Mme Favierres reparaissait sur le perron.
—Vous restez, monsieur Charlie? demanda-t-elle d'un ton d'humble politesse, comme une fermière à son jeune châtelain... Nous avons un bon déjeuner, une omelette aux pointes, une entrecôte...
—Non, Madame, fit Charlie... Désolé!... Pas aujourd'hui!... Demain! demain!...
—Oh! comme c'est dommage!... Nous avions un si bon déjeuner! Vraiment, vous ne restez pas?... Justement Vincent qui m'avait dit...
Favierres l'interrompit sèchement:
—Voyons, mon amie, puisque M. Lahonce te dit qu'il ne peut pas... qu'il viendra demain... N'insiste pas!... C'est indiscret!...
Et se tournant vers Charlie qui détachait Jim:
—Alors à demain, petit!... Midi sonnant, tu sais!...
—Oui!... Oui!...
Ils marchèrent ensemble jusqu'à la grille, Jim suivant derrière comme un grand chien fidèle.
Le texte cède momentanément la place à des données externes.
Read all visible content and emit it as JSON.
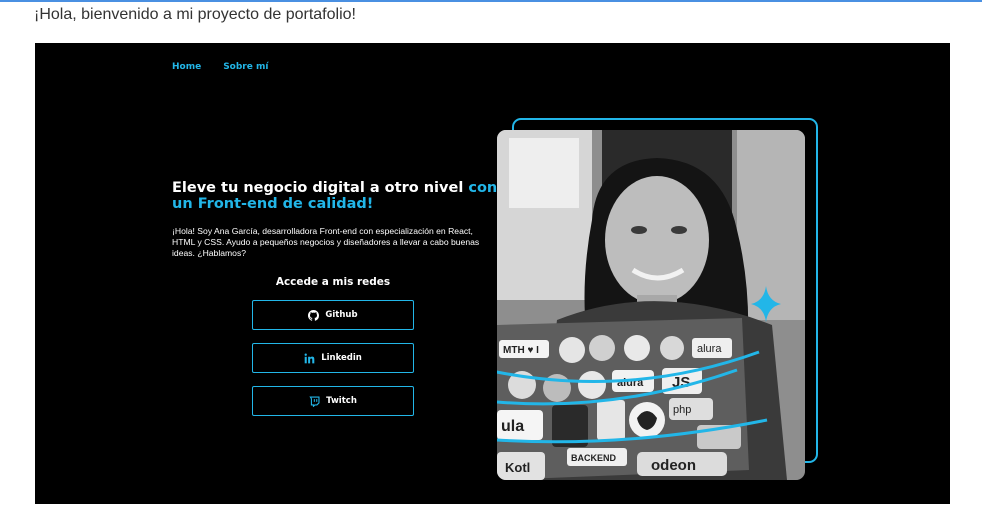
{
  "intro_text": "¡Hola, bienvenido a mi proyecto de portafolio!",
  "nav": {
    "home": "Home",
    "about": "Sobre mí"
  },
  "hero": {
    "title_main": "Eleve tu negocio digital a otro nivel ",
    "title_highlight": "con un Front-end de calidad!",
    "description": "¡Hola! Soy Ana García, desarrolladora Front-end con especialización en React, HTML y CSS. Ayudo a pequeños negocios y diseñadores a llevar a cabo buenas ideas. ¿Hablamos?"
  },
  "social": {
    "title": "Accede a mis redes",
    "github": "Github",
    "linkedin": "Linkedin",
    "twitch": "Twitch"
  },
  "colors": {
    "accent": "#22b6e8",
    "background": "#000000",
    "text": "#ffffff"
  },
  "icons": {
    "github": "github-icon",
    "linkedin": "linkedin-icon",
    "twitch": "twitch-icon",
    "sparkle": "sparkle-star-icon"
  },
  "photo_stickers": {
    "mth": "MTH ♥ I",
    "alura_1": "alura",
    "alura_2": "alura",
    "js": "JS",
    "ula": "ula",
    "php": "php",
    "backend": "BACKEND",
    "kotl": "Kotl",
    "codeon": "odeon"
  }
}
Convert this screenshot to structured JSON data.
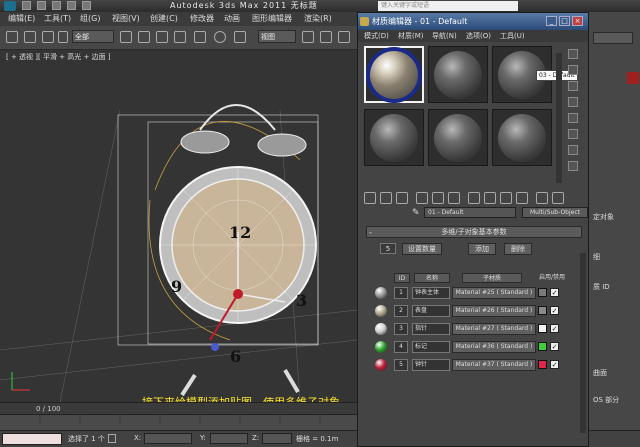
{
  "app": {
    "title": "Autodesk 3ds Max  2011    无标题",
    "search_placeholder": "键入关键字或短语"
  },
  "menu": [
    "编辑(E)",
    "工具(T)",
    "组(G)",
    "视图(V)",
    "创建(C)",
    "修改器",
    "动画",
    "图形编辑器",
    "渲染(R)"
  ],
  "toolbar": {
    "selection_filter": "全部",
    "reference_coord": "视图"
  },
  "viewport": {
    "label": "[ + 透视 ][ 平滑 + 高光 + 边面 ]"
  },
  "caption": "接下来给模型添加贴图，使用多维子对象，如图所示。",
  "timeline": {
    "frame": "0 / 100"
  },
  "status": {
    "selected": "选择了 1 个",
    "x_label": "X:",
    "y_label": "Y:",
    "z_label": "Z:",
    "grid": "栅格 = 0.1m"
  },
  "material_editor": {
    "title": "材质编辑器 - 01 - Default",
    "menu": [
      "模式(D)",
      "材质(M)",
      "导航(N)",
      "选项(O)",
      "工具(U)"
    ],
    "tooltip": "03 - Default",
    "material_name": "01 - Default",
    "material_type": "Multi/Sub-Object",
    "rollout_title": "多维/子对象基本参数",
    "count": "5",
    "set_count_label": "设置数量",
    "add_label": "添加",
    "delete_label": "删除",
    "headers": {
      "id": "ID",
      "name": "名称",
      "submaterial": "子材质",
      "toggle": "启用/禁用"
    },
    "rows": [
      {
        "id": "1",
        "name": "钟表主体",
        "material": "Material #25  ( Standard )",
        "color": "#7a7a7a",
        "ball": "#9a9a9a"
      },
      {
        "id": "2",
        "name": "表盘",
        "material": "Material #26  ( Standard )",
        "color": "#8a8a8a",
        "ball": "#b0a890"
      },
      {
        "id": "3",
        "name": "指针",
        "material": "Material #27  ( Standard )",
        "color": "#f2f2f2",
        "ball": "#d0d0d0"
      },
      {
        "id": "4",
        "name": "标记",
        "material": "Material #36  ( Standard )",
        "color": "#3ecf3e",
        "ball": "#2fa82f"
      },
      {
        "id": "5",
        "name": "钟针",
        "material": "Material #37  ( Standard )",
        "color": "#e0264a",
        "ball": "#c0203e"
      }
    ]
  },
  "right_panel": {
    "items": [
      "定对象",
      "细",
      "质 ID",
      "曲面",
      "OS 部分"
    ]
  }
}
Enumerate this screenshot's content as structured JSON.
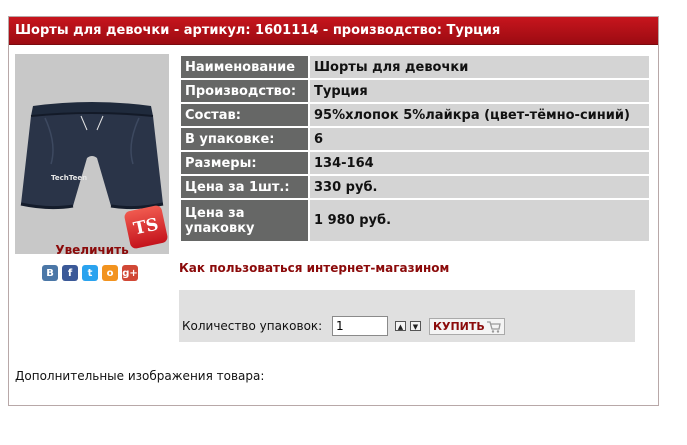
{
  "title": "Шорты для девочки - артикул: 1601114 - производство: Турция",
  "photo": {
    "enlarge_label": "Увеличить",
    "logo_text": "TS"
  },
  "social": [
    {
      "name": "vk",
      "glyph": "B",
      "color": "#4b77a7"
    },
    {
      "name": "facebook",
      "glyph": "f",
      "color": "#3b5998"
    },
    {
      "name": "twitter",
      "glyph": "t",
      "color": "#2aa3ef"
    },
    {
      "name": "odnoklassniki",
      "glyph": "o",
      "color": "#f2931f"
    },
    {
      "name": "google-plus",
      "glyph": "g+",
      "color": "#d14836"
    }
  ],
  "properties": [
    {
      "label": "Наименование",
      "value": "Шорты для девочки"
    },
    {
      "label": "Производство:",
      "value": "Турция"
    },
    {
      "label": "Состав:",
      "value": "95%хлопок 5%лайкра (цвет-тёмно-синий)"
    },
    {
      "label": "В упаковке:",
      "value": "6"
    },
    {
      "label": "Размеры:",
      "value": "134-164"
    },
    {
      "label": "Цена за 1шт.:",
      "value": "330 руб."
    },
    {
      "label": "Цена за упаковку",
      "value": "1 980 руб."
    }
  ],
  "howto_link": "Как пользоваться интернет-магазином",
  "order": {
    "qty_label": "Количество упаковок:",
    "qty_value": "1",
    "buy_label": "КУПИТЬ"
  },
  "extra_images_label": "Дополнительные изображения товара:"
}
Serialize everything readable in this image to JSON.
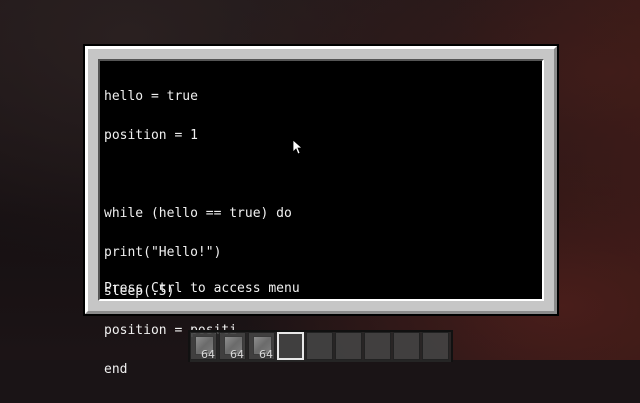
{
  "terminal": {
    "code_lines": [
      "hello = true",
      "position = 1",
      "",
      "while (hello == true) do",
      "print(\"Hello!\")",
      "sleep(.5)",
      "position = positi",
      "end"
    ],
    "status": "Press Ctrl to access menu"
  },
  "hotbar": {
    "slots": [
      {
        "item": "stone-block-icon",
        "count": "64"
      },
      {
        "item": "stone-block-icon",
        "count": "64"
      },
      {
        "item": "stone-block-icon",
        "count": "64"
      },
      {
        "item": "",
        "count": ""
      },
      {
        "item": "",
        "count": ""
      },
      {
        "item": "",
        "count": ""
      },
      {
        "item": "",
        "count": ""
      },
      {
        "item": "",
        "count": ""
      },
      {
        "item": "",
        "count": ""
      }
    ],
    "selected_index": 3
  },
  "colors": {
    "screen_background": "#000000",
    "text": "#f0f0f0",
    "frame": "#c6c6c6"
  }
}
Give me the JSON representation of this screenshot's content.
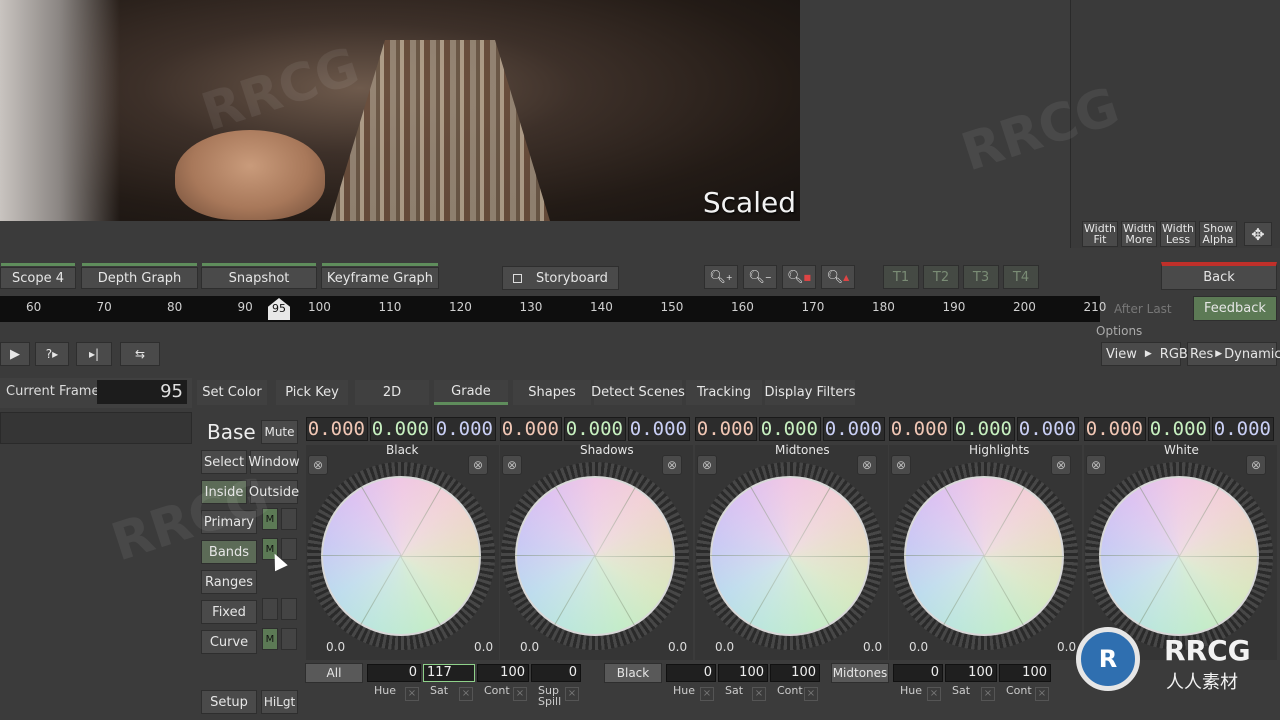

Dehors, Charlie, d'un bond agile, avait sauté en selle, ajustait ses rênes.
—Ah! j'oubliais! dit-il en retenant le poney. J'allais oublier... Maman m'a dit de vous dire, si je vous voyais, qu'elle est très heureuse pour vous, très joyeuse de votre succès...
Favierres grimaça un sourire de gratitude:
—Ah!... Ah!... Tu diras à ta mère que je la remercie bien... que je la remercie beaucoup... de tout mon cœur!... A demain alors, mon petit!
—A demain!
Et Charlie, touchant le bord de son chapeau, s'élança au trot allongé. Car il avait perdu du temps et ne parviendrait certainement pas chez lui, à l'hôtel de l'avenue d'Iéna, sans un grand quart d'heure de retard.